Tag Archives: Value-added evaluations

Bush/Obama Ed Reform: Victory over Value Add

(I was writing my final article on this era when I realized I hadn’t really focused completely on the history of Value Added Metrics (VAM) in my original coverage of the Obama years. I am saying this because VAM sprites both pro and con are holding me at gunpoint demanding I write an article all about them.)

In 2009, The New Teacher Project’s The Widget Effect declared that schools treated all teachers as interchangeable units, didn’t bother to train new teachers, refused to fire tenured teachers, and worse, gave all teachers high ratings.  99% of teachers got ratings of Proficient or higher! The shame!

Mind you, none of these are new declarations, but this paper initiated the argument that allowed Obama and Duncan (as I wrote here)  to demand that states evaluate teachers with student achievement, and that achievement must be test scores. Thus, one of the requirements for a Duncan “waiver” from No Child Left Behind school “program improvement penalities”, which by now were affecting over half of all schools, was that the state must begin evaluating teacher effectiveness using data–just another word for VAM.

Put another way, Obama and Duncan allowed states to escape schoolwide accountability for student test scores by forcing them to agree to teacher accountability for student test scores.

In 2009, 10 states required evaluation to include student achievement metrics. By 2015, 43 states required value-added metrics for evaluation. Most courts agreed that the usually hasty and poorly thought through implementation plans were absurd and unfair, but declined to step in. There were some notable exceptions, as you’ll see. (Note: I wrote a longer opinion of VAM that includes more info.)

From 1% Ineffective to…..?

By now, no one should be surprised to learn that these efforts were a spectacular failure, although rarely reported in just those terms. But by 2019, only 34 states required it, and most other states still requiring them on paper had watered down the impact by dramatically reducing the VAM component, making VAM optional, removing the yearly requirement for teacher evaluations, or allowing schools to design their own metrics.

In the definitive evaluation, Harvard researchers studied 24 states that implemented value-added metrics and learned that principals refused to give teachers bad ratings. In fact, principals would rate teachers lower in confidential ratings than in formal ones, although in either method the average score was a positive evaluation.  When asked, principals said that they felt mean giving the bad results (which suggests they didn’t agree with them). Moreover, many principals worried that if they gave a bad review, the teachers might leave–or worse, force the principal to begin firing procedures. Either way, the principal might end up forced to hire a teacher no better or possibly worse.
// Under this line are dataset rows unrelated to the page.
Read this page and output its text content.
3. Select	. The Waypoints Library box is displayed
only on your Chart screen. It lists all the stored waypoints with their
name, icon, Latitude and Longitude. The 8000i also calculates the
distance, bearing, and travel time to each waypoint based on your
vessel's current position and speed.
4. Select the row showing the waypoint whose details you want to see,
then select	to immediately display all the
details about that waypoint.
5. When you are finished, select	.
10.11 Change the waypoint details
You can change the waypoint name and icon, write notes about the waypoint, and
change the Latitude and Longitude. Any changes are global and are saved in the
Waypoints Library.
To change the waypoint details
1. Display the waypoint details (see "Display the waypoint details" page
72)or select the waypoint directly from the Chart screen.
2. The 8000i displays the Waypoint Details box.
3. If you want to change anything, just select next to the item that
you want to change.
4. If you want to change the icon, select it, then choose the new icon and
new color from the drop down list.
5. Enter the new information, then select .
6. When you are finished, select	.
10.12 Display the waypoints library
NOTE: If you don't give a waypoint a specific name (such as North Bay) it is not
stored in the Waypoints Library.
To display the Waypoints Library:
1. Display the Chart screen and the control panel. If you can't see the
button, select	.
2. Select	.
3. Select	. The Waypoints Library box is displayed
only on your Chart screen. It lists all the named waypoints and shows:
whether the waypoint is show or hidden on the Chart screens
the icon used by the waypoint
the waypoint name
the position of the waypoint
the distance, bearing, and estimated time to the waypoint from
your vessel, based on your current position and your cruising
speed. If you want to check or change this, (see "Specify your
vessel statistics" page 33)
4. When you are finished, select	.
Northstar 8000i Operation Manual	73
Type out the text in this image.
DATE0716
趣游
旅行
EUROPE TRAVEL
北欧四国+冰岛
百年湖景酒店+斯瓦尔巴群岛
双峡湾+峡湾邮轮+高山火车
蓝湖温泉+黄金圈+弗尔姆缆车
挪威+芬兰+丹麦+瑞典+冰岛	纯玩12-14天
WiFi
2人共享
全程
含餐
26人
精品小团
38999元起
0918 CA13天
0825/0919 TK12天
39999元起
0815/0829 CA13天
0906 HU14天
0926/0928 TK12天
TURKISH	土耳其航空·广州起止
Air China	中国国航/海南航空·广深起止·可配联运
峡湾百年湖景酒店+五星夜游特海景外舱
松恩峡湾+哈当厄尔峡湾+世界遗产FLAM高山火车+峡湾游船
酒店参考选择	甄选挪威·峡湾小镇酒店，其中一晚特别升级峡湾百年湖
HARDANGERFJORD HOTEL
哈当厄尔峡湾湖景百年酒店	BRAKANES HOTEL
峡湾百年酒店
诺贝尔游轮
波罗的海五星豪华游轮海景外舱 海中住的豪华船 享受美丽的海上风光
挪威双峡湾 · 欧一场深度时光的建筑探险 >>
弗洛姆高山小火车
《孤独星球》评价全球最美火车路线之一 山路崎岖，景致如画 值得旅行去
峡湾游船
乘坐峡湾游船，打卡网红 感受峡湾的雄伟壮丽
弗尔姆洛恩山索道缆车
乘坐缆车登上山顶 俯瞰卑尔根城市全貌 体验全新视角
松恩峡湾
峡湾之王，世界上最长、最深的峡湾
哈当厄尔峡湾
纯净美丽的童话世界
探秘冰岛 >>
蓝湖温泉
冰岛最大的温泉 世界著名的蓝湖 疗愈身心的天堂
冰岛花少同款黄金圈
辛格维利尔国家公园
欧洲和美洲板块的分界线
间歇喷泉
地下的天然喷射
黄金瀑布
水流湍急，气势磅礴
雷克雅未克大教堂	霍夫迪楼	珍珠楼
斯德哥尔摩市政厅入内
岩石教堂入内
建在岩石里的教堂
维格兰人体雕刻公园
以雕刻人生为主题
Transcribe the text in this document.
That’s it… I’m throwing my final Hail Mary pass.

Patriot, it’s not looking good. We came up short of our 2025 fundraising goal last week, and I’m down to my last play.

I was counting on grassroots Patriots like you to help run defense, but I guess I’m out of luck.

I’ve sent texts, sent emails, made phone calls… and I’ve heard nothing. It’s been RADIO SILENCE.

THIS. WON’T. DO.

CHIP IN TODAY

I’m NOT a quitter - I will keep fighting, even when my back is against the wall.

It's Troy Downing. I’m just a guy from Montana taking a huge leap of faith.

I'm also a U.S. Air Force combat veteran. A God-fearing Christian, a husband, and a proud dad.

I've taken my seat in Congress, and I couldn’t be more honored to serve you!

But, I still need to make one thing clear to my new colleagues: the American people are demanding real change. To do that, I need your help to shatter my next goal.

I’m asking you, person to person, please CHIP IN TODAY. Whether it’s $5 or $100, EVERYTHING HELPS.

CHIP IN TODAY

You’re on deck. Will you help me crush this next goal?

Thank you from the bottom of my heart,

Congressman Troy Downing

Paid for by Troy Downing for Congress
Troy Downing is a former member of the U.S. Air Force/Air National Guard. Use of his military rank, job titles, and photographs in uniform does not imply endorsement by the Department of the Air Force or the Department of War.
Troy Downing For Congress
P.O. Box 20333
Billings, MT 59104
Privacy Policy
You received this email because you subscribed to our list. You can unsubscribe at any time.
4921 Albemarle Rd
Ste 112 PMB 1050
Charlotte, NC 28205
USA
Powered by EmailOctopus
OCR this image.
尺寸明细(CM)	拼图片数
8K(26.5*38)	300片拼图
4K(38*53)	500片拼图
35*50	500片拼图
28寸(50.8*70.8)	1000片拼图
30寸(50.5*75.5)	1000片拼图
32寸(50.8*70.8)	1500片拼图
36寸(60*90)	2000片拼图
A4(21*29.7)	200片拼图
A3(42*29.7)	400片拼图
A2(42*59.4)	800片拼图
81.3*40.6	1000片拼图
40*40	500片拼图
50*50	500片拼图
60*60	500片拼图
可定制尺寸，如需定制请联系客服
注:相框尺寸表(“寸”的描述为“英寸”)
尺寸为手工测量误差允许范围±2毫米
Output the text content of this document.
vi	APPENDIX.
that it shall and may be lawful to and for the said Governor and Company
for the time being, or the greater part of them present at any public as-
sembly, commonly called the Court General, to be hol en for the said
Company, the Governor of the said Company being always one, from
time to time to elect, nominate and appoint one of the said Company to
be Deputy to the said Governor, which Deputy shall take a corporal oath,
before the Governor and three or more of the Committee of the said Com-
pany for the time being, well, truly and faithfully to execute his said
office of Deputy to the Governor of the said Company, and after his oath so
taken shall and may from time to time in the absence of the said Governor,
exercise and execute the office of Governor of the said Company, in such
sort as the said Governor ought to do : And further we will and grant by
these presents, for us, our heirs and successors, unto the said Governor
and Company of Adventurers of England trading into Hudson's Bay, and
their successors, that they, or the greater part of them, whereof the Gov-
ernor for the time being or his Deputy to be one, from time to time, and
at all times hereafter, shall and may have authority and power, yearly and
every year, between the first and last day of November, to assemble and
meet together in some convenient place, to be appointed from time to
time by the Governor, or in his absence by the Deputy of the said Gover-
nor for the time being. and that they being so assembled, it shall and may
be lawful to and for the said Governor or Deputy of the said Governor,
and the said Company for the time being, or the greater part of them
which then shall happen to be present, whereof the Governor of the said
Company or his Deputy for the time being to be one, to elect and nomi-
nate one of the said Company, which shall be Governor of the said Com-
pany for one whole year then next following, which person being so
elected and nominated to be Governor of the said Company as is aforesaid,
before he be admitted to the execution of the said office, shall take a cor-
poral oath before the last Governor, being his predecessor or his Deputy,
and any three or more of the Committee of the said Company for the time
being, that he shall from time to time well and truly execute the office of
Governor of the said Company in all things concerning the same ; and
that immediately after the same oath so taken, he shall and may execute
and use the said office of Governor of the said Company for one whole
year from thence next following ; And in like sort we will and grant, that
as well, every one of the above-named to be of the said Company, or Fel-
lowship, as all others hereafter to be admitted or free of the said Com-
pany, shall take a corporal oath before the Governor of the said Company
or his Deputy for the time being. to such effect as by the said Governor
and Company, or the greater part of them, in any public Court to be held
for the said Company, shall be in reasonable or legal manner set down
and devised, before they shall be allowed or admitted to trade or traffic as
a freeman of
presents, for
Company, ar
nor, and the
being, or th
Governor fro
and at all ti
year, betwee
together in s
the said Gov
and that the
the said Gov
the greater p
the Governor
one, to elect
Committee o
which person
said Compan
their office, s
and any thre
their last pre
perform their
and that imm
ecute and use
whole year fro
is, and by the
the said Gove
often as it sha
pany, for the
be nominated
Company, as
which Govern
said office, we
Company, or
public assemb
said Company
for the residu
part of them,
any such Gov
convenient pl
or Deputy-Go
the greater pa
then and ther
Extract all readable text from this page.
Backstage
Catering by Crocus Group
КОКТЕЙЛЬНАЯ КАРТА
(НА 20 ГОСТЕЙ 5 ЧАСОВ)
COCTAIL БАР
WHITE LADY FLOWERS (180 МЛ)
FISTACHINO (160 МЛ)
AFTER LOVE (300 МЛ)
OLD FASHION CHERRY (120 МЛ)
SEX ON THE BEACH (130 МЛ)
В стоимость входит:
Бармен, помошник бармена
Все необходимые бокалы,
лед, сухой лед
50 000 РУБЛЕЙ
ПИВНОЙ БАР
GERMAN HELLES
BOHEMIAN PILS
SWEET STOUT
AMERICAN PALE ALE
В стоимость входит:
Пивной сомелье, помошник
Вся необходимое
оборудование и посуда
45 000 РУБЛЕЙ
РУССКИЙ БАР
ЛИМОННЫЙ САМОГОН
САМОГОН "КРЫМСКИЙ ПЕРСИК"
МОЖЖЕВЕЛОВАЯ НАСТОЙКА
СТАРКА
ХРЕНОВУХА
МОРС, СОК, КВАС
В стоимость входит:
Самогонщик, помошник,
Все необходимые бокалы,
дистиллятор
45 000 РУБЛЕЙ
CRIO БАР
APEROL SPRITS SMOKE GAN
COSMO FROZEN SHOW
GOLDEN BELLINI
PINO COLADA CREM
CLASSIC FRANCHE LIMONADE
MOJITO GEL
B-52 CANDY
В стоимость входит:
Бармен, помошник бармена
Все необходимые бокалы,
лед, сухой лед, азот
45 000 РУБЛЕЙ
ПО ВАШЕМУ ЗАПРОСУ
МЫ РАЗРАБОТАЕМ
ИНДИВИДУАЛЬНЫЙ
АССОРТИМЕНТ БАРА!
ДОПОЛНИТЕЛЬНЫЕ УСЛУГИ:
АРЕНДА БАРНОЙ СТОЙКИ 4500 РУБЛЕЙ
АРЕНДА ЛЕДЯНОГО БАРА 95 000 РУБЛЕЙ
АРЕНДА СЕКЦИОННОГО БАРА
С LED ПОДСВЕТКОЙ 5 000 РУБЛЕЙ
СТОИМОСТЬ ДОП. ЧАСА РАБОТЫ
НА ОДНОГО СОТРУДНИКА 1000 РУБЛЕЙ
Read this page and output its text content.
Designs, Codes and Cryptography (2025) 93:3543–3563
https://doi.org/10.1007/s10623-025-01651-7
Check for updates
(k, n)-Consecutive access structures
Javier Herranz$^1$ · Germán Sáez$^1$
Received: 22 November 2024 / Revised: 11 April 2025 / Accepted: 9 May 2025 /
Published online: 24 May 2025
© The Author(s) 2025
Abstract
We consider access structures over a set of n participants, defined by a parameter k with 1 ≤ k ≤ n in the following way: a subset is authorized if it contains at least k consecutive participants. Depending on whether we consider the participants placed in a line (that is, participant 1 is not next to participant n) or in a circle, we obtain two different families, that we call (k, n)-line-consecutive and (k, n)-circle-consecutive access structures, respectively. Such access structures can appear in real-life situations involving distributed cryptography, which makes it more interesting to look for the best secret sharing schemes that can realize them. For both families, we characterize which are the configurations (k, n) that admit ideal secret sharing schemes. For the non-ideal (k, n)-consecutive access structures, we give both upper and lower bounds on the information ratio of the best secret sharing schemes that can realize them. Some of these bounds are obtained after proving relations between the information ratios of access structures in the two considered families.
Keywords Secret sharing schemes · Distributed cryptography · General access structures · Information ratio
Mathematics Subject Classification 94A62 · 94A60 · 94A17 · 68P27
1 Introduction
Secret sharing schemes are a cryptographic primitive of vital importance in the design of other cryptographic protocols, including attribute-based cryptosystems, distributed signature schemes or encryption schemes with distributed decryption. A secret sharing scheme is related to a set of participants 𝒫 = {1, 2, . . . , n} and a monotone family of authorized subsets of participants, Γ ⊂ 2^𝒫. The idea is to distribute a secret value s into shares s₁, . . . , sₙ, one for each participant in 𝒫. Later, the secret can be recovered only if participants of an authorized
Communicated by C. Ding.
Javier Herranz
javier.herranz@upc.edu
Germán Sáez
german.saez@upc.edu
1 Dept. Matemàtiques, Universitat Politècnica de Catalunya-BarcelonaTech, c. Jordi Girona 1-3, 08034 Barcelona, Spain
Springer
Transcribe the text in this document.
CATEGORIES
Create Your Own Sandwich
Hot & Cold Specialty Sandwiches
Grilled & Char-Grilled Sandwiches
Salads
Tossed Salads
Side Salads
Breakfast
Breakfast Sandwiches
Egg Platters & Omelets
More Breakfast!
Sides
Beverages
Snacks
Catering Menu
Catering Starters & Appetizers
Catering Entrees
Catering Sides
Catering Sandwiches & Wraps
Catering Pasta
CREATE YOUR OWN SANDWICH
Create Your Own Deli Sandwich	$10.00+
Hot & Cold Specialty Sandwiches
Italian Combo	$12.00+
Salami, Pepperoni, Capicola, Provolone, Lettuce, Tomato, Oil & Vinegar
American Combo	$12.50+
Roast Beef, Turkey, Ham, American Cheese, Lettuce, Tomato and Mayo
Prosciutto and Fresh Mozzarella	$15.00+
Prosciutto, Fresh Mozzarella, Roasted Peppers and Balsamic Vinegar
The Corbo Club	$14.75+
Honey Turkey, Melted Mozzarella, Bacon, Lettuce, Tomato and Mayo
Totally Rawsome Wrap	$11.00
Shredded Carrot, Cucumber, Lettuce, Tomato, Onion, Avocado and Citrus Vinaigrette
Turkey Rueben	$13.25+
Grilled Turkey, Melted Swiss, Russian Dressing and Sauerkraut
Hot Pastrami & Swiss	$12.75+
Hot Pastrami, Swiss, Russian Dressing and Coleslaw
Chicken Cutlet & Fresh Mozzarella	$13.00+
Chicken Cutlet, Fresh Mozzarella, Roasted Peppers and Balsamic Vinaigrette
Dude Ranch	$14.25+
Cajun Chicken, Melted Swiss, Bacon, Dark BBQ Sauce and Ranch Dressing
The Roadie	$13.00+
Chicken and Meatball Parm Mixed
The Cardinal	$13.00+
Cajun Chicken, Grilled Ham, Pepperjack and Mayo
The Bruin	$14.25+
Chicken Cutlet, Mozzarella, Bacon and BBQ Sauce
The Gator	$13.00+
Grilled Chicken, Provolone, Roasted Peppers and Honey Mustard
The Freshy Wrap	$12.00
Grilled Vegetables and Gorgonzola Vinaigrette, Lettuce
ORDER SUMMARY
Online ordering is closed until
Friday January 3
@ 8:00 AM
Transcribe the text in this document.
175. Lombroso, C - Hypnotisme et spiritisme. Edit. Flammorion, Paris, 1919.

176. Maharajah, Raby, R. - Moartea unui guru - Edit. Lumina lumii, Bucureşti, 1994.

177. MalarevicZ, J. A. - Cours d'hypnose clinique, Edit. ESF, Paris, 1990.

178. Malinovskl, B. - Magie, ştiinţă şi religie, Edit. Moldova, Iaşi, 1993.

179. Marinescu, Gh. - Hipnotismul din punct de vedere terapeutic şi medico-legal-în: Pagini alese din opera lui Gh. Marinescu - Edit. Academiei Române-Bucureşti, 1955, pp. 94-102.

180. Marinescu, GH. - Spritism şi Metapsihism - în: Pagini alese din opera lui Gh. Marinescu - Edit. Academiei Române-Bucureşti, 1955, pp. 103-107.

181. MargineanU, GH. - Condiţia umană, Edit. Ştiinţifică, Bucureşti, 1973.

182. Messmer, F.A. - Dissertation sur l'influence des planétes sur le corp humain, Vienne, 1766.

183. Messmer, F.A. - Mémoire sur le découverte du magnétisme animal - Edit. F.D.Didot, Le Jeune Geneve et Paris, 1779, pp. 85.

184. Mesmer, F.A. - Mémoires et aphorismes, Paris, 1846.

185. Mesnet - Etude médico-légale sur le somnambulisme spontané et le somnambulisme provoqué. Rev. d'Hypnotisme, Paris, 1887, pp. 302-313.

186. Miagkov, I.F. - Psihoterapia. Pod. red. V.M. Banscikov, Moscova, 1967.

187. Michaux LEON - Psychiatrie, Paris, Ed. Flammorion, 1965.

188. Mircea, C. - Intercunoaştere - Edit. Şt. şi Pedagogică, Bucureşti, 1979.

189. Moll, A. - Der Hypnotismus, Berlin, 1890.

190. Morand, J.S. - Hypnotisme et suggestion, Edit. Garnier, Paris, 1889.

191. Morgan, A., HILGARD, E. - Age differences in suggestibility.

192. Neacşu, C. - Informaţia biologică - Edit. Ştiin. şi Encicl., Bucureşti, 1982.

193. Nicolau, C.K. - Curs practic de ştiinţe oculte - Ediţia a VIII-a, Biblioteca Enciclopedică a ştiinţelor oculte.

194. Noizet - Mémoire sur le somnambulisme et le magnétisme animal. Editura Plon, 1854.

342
Brief aside: Hey, that should sound familiar to long-time readers . As I wrote seven years ago: “…most principals don’t fire teachers often because it’s incredibly hard to find new ones.”. Or as I put it on Twitter back when it allowed only 140 characters, “Hiring, not firing, is the pain point.” 

So the Obama administration required an evaluation method that would identify bad teachers for firing or training, and principals are worried that the teachers might leave or get fired. That’s….kind of a problem. 

Overall, the Harvard study found that only two of them gave more than 1% of teachers unsatisfactory ratings.

If you do the math, 100% – 1% = 99% which is exactly what the Widget effect found, so that was a whole bunch of money and energy spent for no results.

New Mexico

The study’s outlier was New Mexico, which forced principals to weight VAM as 50% of the overall evaluation score, courtesy of Hanna Skandera, a committed reform education secretary appointed by a popular Republican governor. As a result, over 1 in 4 teachers were rated unsatisfactory.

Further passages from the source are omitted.